The basic premise of the story is that a retiring college professor, who has been at his current institution for some 10 years, draws his peers together in order to say his goodbyes and ends up revealing to them that he is, through some unknown providence, an immortal being.  He is to the best of his knowledge originally a Cro Magnon who has been in existence for roughly 14,000 years, and shows no scars or signs of aging beyond his current physical appearance of a 30-something caucasian man.  (As a side note, I’m a bit surprised that race never came up as a topic, either from an anthropological perspective or as a wry “aren’t-you-lucky” remark on his ability to survive through centuries of mankind’s persecution of one another.)  This prompts a philosophical discussion in which he and his peers, who are largely humoring him, explore what it would be like for a man to live for that colossal amount of time.  The discussion is broken up intermittently by a few different things happening in and around the cabin they share – the protagonist, John, fielding a phone call or receiving a returning guest, for example – and in the interim we are treated to a few plot points and a look into what the other characters think of their potentially unbalanced colleague.

A potential criticism of the movie is that the characters are unbelievable – that no reasonable people would go along with such a concept and would rather immediately institutionalize their friend.  However, understanding the conceit of the movie, suspension of disbelief in this regard is a small matter.  The film reminds me most strongly of a play like “No Exit,” or “Waiting for Godot,” where there is an unusual concept fielded at the outset, and the overarching plot takes a back seat to the character’s Socratic dialogue as they explore their situation.  The characters in these plays are at times unreasonable in their behavior, but that isn’t the point – the point lies in the discussion they are having and in the absurdity of their plight.  Of course, this is not an absurdist work, or even high art, and so the film stops just shy of larger literary themes.  I almost wish that the filmmakers had gone all the way and taken a magical realist stab at their subject, in which the supernatural subject is treated like the mundane (or at least accepted as reasonable) by the characters involved.  Perhaps this would have bypassed the need for an ungainly plot and allowed for greater extrapolation of the subject matter.

The dialogue itself is commendable as an exploration of character mentality.  It is harder to say human mentality, as such a human does not exist.  The parts of John’s story that can be extrapolated to the rest of the human race (as in the things he learns and the human priorities that change on a long enough timeline) are largely hit-or-miss, their resonance varying depending on the viewer’s beliefs.  For example, John is an atheist by experience and a polyamorous man by near necessity, his priorities shifting from religion and love – the latter of which he has “gotten over” too many times to believe in – to the accumulation of knowledge and casual sex.*  While it is fine and believable for one man to adapt in this way to his abnormal situation, it is quite another to say that this is a societal lens, and to extrapolate from here that all men have these same priorities deep down.  It would be just as reasonable to explore an immortal man who sees himself as being blessed by a deity and spends his ageless life spreading gospel.  The story ultimately works as an exploration of a single man’s mentality, and nothing more, but that ends up being more than enough.

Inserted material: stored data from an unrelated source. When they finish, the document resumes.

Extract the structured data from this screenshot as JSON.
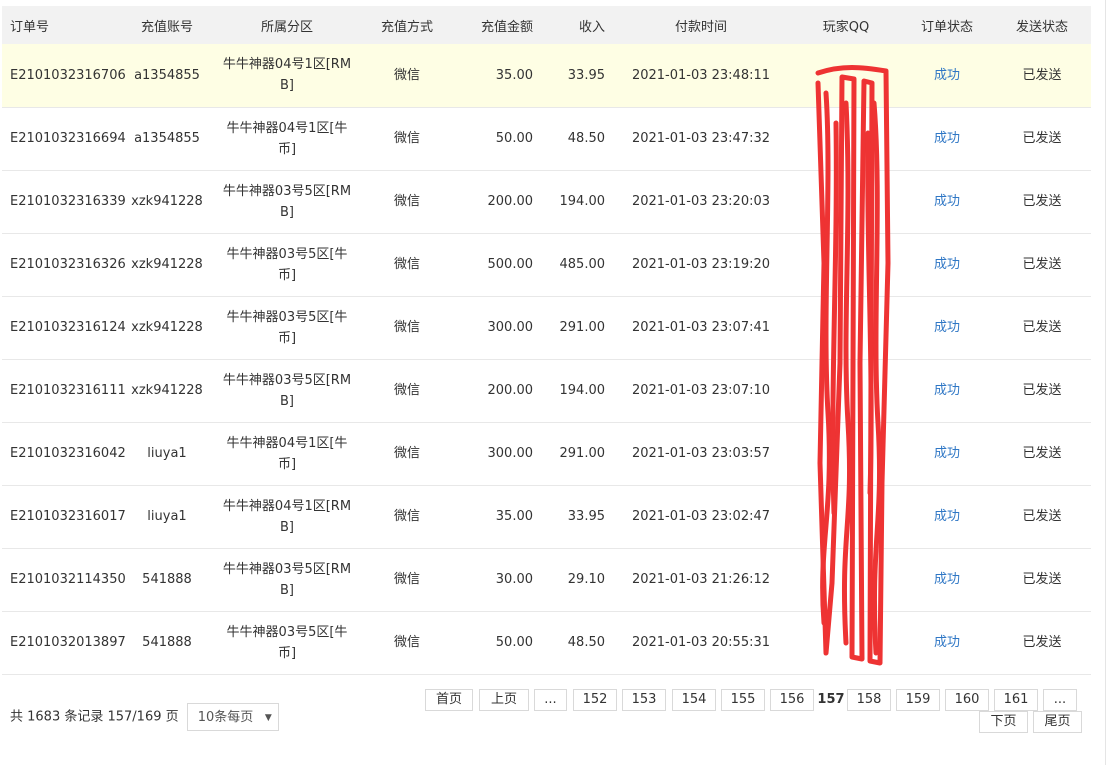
{
  "table": {
    "headers": [
      "订单号",
      "充值账号",
      "所属分区",
      "充值方式",
      "充值金额",
      "收入",
      "付款时间",
      "玩家QQ",
      "订单状态",
      "发送状态"
    ],
    "rows": [
      {
        "order": "E2101032316706",
        "account": "a1354855",
        "zone": "牛牛神器04号1区[RMB]",
        "method": "微信",
        "amount": "35.00",
        "income": "33.95",
        "time": "2021-01-03 23:48:11",
        "qq": "",
        "status": "成功",
        "send": "已发送"
      },
      {
        "order": "E2101032316694",
        "account": "a1354855",
        "zone": "牛牛神器04号1区[牛币]",
        "method": "微信",
        "amount": "50.00",
        "income": "48.50",
        "time": "2021-01-03 23:47:32",
        "qq": "",
        "status": "成功",
        "send": "已发送"
      },
      {
        "order": "E2101032316339",
        "account": "xzk941228",
        "zone": "牛牛神器03号5区[RMB]",
        "method": "微信",
        "amount": "200.00",
        "income": "194.00",
        "time": "2021-01-03 23:20:03",
        "qq": "",
        "status": "成功",
        "send": "已发送"
      },
      {
        "order": "E2101032316326",
        "account": "xzk941228",
        "zone": "牛牛神器03号5区[牛币]",
        "method": "微信",
        "amount": "500.00",
        "income": "485.00",
        "time": "2021-01-03 23:19:20",
        "qq": "",
        "status": "成功",
        "send": "已发送"
      },
      {
        "order": "E2101032316124",
        "account": "xzk941228",
        "zone": "牛牛神器03号5区[牛币]",
        "method": "微信",
        "amount": "300.00",
        "income": "291.00",
        "time": "2021-01-03 23:07:41",
        "qq": "",
        "status": "成功",
        "send": "已发送"
      },
      {
        "order": "E2101032316111",
        "account": "xzk941228",
        "zone": "牛牛神器03号5区[RMB]",
        "method": "微信",
        "amount": "200.00",
        "income": "194.00",
        "time": "2021-01-03 23:07:10",
        "qq": "",
        "status": "成功",
        "send": "已发送"
      },
      {
        "order": "E2101032316042",
        "account": "liuya1",
        "zone": "牛牛神器04号1区[牛币]",
        "method": "微信",
        "amount": "300.00",
        "income": "291.00",
        "time": "2021-01-03 23:03:57",
        "qq": "",
        "status": "成功",
        "send": "已发送"
      },
      {
        "order": "E2101032316017",
        "account": "liuya1",
        "zone": "牛牛神器04号1区[RMB]",
        "method": "微信",
        "amount": "35.00",
        "income": "33.95",
        "time": "2021-01-03 23:02:47",
        "qq": "",
        "status": "成功",
        "send": "已发送"
      },
      {
        "order": "E2101032114350",
        "account": "541888",
        "zone": "牛牛神器03号5区[RMB]",
        "method": "微信",
        "amount": "30.00",
        "income": "29.10",
        "time": "2021-01-03 21:26:12",
        "qq": "",
        "status": "成功",
        "send": "已发送"
      },
      {
        "order": "E2101032013897",
        "account": "541888",
        "zone": "牛牛神器03号5区[牛币]",
        "method": "微信",
        "amount": "50.00",
        "income": "48.50",
        "time": "2021-01-03 20:55:31",
        "qq": "",
        "status": "成功",
        "send": "已发送"
      }
    ]
  },
  "footer": {
    "summary": "共 1683 条记录 157/169 页",
    "page_size": "10条每页"
  },
  "pager": {
    "first": "首页",
    "prev": "上页",
    "ellipsis1": "...",
    "p152": "152",
    "p153": "153",
    "p154": "154",
    "p155": "155",
    "p156": "156",
    "current": "157",
    "p158": "158",
    "p159": "159",
    "p160": "160",
    "p161": "161",
    "ellipsis2": "...",
    "next": "下页",
    "last": "尾页"
  },
  "colors": {
    "header_bg": "#f2f2f2",
    "highlight_row_bg": "#fefee4",
    "status_link": "#2f77c5",
    "redaction": "#ee3333"
  }
}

* If this sounds like a liberal slant, it is, but I found it to be reasonable and low-key enough not to be politically oppressive.  The professed scenario regarding Jesus and Buddha, which I won’t go into here for spoilers’ sake, is believable from a historical and cross-religious stance, and doesn’t explicitly discount either religion’s veracity.  The only slight issue I took with a political curve was a single wry comment on environmentalism, which, personal opinions aside, was touched upon too lightly to be considered anything but a small political jab.